Created as an AI coach for behavioural and mental health, Wysa offers evidence-based techniques through empathetic, anonymous conversations. So far, it has had over 3 million conversations with people from 30 countries. “In the last month, three people wrote to us to say that Wysa saved their life. It blew our minds that by providing an empathetic ear, even an AI bot could help people hold on when they felt they had no one to turn to,” said Jo Aggarwal, co-founder and CEO.

Wysa’s AI may not replace therapists, but it can reach people across barriers of geography, culture and language. It may be the only hope for many in countries like India, where there are less than 5,000 mental health professionals to serve 1.2 billion people. Globally, mental health is the leading cause of disability. In 2010, this cost the economy $2.5 trillion in health costs and lost productivity, more than half of total global health spending. In high income countries, less than 30% of people with mental illness receive treatment, and this is 10% in low and middle-income countries.
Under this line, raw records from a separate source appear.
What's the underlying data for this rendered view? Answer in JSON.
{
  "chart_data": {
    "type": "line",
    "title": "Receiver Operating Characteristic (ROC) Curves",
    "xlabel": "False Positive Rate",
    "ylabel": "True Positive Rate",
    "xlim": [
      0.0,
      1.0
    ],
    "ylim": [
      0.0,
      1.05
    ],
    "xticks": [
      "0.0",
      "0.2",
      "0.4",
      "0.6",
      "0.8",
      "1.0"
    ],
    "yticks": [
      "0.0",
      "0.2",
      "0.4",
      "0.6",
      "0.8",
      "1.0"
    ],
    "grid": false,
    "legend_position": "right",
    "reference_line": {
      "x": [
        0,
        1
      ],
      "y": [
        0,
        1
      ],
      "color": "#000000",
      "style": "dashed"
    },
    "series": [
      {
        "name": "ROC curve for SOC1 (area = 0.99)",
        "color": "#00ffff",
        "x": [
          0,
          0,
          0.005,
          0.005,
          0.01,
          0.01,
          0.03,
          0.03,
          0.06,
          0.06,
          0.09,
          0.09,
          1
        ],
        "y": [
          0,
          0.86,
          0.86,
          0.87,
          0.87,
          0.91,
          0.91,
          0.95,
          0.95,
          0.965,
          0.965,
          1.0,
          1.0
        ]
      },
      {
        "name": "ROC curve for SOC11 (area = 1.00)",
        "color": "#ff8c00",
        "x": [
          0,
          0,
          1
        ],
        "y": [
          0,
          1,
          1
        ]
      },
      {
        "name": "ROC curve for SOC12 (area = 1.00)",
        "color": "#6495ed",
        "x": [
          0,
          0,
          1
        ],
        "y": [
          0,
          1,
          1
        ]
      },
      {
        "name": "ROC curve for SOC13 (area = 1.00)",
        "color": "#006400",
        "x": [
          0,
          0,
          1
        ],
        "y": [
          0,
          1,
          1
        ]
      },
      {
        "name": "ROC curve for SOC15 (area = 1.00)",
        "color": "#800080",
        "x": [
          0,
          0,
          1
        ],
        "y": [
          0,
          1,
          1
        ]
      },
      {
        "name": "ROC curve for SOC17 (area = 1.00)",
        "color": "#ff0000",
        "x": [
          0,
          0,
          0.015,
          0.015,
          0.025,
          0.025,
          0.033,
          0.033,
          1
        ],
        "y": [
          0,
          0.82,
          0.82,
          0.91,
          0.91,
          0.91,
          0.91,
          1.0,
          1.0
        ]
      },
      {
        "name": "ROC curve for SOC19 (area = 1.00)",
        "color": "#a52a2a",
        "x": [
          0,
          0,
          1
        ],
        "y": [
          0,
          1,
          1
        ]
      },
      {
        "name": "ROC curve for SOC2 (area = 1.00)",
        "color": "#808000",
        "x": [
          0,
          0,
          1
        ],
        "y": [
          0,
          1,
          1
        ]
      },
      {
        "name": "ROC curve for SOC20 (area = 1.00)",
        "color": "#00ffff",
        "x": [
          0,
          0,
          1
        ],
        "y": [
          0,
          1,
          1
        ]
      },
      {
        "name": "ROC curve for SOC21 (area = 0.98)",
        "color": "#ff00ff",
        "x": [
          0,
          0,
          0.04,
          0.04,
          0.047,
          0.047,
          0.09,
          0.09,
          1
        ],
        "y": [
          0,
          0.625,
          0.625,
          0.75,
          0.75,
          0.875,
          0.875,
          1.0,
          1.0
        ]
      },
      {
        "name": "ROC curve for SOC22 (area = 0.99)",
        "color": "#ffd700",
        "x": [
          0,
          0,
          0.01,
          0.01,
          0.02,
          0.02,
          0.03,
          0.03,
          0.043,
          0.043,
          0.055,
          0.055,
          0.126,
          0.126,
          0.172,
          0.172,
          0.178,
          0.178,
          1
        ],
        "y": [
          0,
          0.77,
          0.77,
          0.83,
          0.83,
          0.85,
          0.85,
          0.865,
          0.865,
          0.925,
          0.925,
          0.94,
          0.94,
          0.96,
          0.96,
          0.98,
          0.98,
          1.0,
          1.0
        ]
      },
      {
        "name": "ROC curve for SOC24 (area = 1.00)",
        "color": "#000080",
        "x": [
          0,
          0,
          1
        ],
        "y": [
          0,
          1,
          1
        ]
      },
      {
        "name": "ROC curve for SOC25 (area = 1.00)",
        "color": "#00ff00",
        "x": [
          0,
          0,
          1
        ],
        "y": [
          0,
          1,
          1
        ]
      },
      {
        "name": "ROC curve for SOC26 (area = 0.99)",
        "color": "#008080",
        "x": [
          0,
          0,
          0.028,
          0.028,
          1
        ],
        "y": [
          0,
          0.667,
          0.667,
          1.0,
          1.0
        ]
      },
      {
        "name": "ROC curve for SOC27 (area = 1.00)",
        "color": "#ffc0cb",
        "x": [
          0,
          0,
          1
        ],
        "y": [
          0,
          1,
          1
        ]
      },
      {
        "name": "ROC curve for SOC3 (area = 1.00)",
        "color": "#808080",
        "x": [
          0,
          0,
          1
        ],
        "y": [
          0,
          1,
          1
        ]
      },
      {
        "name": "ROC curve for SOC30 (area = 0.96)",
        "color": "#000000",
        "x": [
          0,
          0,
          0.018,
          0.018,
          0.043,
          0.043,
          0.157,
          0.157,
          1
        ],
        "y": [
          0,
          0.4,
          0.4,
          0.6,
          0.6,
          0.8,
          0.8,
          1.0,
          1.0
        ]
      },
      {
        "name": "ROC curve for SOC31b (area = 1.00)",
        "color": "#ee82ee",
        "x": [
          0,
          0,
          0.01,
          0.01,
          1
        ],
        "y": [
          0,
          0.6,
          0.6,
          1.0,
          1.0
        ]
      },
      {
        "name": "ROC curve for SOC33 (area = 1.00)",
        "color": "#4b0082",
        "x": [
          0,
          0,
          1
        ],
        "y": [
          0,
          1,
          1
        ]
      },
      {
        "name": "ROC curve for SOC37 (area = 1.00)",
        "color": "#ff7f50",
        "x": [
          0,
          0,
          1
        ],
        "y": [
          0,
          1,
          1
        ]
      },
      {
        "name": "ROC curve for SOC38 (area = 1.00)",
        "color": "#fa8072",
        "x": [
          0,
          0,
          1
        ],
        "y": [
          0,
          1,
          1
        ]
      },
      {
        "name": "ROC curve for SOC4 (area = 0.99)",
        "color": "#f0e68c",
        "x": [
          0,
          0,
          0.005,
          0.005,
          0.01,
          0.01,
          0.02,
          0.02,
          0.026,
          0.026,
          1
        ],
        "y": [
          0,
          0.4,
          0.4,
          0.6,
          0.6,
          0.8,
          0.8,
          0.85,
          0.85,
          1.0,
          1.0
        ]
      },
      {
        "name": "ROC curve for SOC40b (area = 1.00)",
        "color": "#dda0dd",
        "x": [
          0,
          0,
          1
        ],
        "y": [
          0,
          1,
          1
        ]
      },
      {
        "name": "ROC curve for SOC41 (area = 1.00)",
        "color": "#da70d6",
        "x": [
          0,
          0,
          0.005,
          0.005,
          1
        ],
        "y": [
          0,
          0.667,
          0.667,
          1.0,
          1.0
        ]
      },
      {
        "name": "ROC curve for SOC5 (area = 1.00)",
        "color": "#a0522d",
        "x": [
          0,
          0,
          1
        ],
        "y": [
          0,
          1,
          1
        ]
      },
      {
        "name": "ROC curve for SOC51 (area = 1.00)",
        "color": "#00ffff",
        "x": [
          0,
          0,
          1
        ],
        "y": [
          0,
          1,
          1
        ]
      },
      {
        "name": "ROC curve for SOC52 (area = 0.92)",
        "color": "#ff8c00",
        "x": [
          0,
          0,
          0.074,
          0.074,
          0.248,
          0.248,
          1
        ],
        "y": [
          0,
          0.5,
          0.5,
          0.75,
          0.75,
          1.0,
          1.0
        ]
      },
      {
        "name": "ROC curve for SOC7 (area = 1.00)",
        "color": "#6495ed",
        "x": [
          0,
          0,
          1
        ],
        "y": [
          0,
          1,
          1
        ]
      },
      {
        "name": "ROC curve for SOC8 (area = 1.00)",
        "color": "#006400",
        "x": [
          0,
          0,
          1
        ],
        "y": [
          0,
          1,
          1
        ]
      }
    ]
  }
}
Wysa started as a side project for healthcare AI start-up Touchkin, and soon acquired a life of its own. Ramakant Vempati, co-founder, shares, “Our technology passively detects behavioural health issues from smartphone sensors and engages them through chat.  In a trial with basic smartphones in semi-urban India, we could predict depression in people with diabetes to a 90% accuracy.  Excited, we followed up to see how this helped the patient. The findings were stunning: less than 3% of patients took support from a therapist in spite of their doctor’s recommendation, because of stigma and lack of access. Diagnosis of depression was not enough in itself- it felt like we were building fire alarms, when what we needed were fire extinguishers. However, sharing how they felt with a chatbot helped patients significantly and we saw depression symptoms reduce by 45% over 12 weeks. So, Wysa was born.”

Wysa collaborates with researchers across the world to validate its clinical efficacy. Dr Becky Inkster, Honorary Research Fellow, Department of Psychiatry, University of Cambridge and Visiting Scholar, School of Social Work, Columbia University has been working with Wysa to bring it to disadvantaged groups that are hard to reach.  She said, “What sets this approach aside from other Big Data collection approaches is its ability to simultaneously guide clinical care while being driven by the needs and desires of the individual. One of the most stimulating challenges for integrating AI technology into mental health support and social psychiatry, as I see it, will be how to incorporate culture, preferences and empathy into the AI experience.”

Wysa supports a variety of behavioural health use cases including anxiety, smoking cessation, diabetes and disability support, to reduce healthcare costs and improve adherence. Vidushi Kamani, Venture Partner at Kae Capital and an investor in Wysa, said, “Combining passive sensing technology with a personalised AI coach changes the economics of the behavioural health and wellness industry globally. With Wysa, providers can increase the number of people supported per coach by 10-100X, with increased engagement, better monitoring and improved self-management.” Touchkin is taking Wysa to the insurance sector through its collaboration with Swiss Re, one of the leading reinsurance companies globally.